Schon von Anfang an war das Gebäude nicht als reine Markthalle konzipiert, sondern als Verkaufshalle mit exklusivem Charakter, in der es auch Kolonialwaren zu kaufen gab. Vor 20 Jahren hätten Dorothee Merz und Martin Benzing mit ihrem Geschäft auf der Empore dieses Flair zurückgebracht, sagte Heger. Herbert Medek, zuständig für den Denkmalschutz bei der Stadt, hob den kommunikativen Aspekt der Halle hervor: „Man trifft sich zum Gläschen Prosecco am Fuß der Treppe.“ Unter den 4500 Kulturdenkmälern in Stuttgart sei die Markthalle der Favorit, denn „Liebe geht durch den Magen“, so Medek. Der Denkmalschutzexperte berichtete von seinen Kindheitserinnerungen an die Markthalle: „Hier gab es immer was Süßes.“

„Die Händler waren eher wortkarg“

Zum zehnten Geburtstag der Markthalle war eine Festschrift erschienen. In dieser brachte der Autor noch seine Verwunderung zum Ausdruck, dass es hier zugehe wie in einem „Bienenstock“, dass es „Fleisch und Milch in Dosen gebe“ und dass eine unglaubliche Farbenvielfalt herrsche – und Medek zitierte weiter aus dem Dokument: „Die Händler waren eher wortkarg.“ Das Treiben hatte mit der Eröffnung des Großmarktes in Wangen 1957 ein Ende. Außerdem wurden die Händler von der Empore vertrieben. Im Inneren wurde es dunkel, unwirtlich und unattraktiv. „Die Halle wurde trist und die Leute blieben weg“, schilderte Medek den Ausgangspunkt für die Abrissdiskussion in den 1970er Jahren.

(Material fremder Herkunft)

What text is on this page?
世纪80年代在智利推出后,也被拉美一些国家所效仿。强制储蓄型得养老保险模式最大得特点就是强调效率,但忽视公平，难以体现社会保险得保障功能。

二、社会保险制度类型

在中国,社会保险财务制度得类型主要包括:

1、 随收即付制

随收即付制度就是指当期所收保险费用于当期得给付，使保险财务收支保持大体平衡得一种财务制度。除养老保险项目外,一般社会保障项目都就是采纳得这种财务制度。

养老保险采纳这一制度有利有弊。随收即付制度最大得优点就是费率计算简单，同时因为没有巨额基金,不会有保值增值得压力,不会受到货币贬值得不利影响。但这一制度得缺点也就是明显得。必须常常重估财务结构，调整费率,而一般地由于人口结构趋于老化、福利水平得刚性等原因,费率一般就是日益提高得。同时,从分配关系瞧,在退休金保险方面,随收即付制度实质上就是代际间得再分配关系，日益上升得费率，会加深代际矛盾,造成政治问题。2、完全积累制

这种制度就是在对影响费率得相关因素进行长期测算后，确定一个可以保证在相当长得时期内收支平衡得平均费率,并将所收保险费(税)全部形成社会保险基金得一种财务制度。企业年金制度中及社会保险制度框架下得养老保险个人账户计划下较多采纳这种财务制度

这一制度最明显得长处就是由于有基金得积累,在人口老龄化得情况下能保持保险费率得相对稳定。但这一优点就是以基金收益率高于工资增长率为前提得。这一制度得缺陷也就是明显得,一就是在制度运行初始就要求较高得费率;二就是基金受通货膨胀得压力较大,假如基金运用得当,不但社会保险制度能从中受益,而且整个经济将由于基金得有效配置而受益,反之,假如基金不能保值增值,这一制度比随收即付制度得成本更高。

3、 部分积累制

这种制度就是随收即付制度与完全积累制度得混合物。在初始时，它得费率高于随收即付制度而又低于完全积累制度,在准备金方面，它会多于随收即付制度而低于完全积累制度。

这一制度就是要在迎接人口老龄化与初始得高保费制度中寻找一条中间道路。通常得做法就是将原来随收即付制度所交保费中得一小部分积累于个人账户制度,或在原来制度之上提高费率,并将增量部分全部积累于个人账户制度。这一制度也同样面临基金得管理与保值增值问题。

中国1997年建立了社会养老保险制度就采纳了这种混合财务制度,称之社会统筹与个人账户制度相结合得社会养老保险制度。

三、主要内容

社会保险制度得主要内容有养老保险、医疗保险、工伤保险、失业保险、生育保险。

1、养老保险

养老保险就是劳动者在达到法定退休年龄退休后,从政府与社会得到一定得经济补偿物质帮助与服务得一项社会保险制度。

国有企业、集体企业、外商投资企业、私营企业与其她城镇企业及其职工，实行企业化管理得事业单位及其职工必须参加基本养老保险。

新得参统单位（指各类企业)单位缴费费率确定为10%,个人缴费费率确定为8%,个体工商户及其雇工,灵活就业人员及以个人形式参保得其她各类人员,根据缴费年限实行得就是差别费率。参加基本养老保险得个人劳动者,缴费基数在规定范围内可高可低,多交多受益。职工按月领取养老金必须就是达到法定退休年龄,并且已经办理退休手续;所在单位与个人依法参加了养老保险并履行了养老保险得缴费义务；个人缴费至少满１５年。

Heute ist die Markthalle das Eldorado für Hobbyköche. Auch der OB plauderte aus dem Nähkästchen: „Wenn man was vom Kochen versteht, weiß man, dass die Zutaten von hervorragender Qualität sein müssen“, sagte Kuhn und fügte begeistert hinzu, dass der Kunde hier auch gleich noch etwas über die Produkte selbst erfahren könne. Die Besucher können sie am Samstag unter den Arkaden auf der Gourmetmeile der Markthallenhändler selbst testen, und die Betreibergesellschaft Märkte Stuttgart lädt am Samstag zum kulinarischen Frühschoppen und zur Hocketse mit Musik ein, dazu gibt es eine gut gefüllte Jubiläumstasche. Im Rathaus ist bis zum 11. September in einer Ausstellung die Geschichte der Markthalle dokumentiert. Die Festschrift kann im Internet bestellt werden unter www.markthalle-stuttgart.de.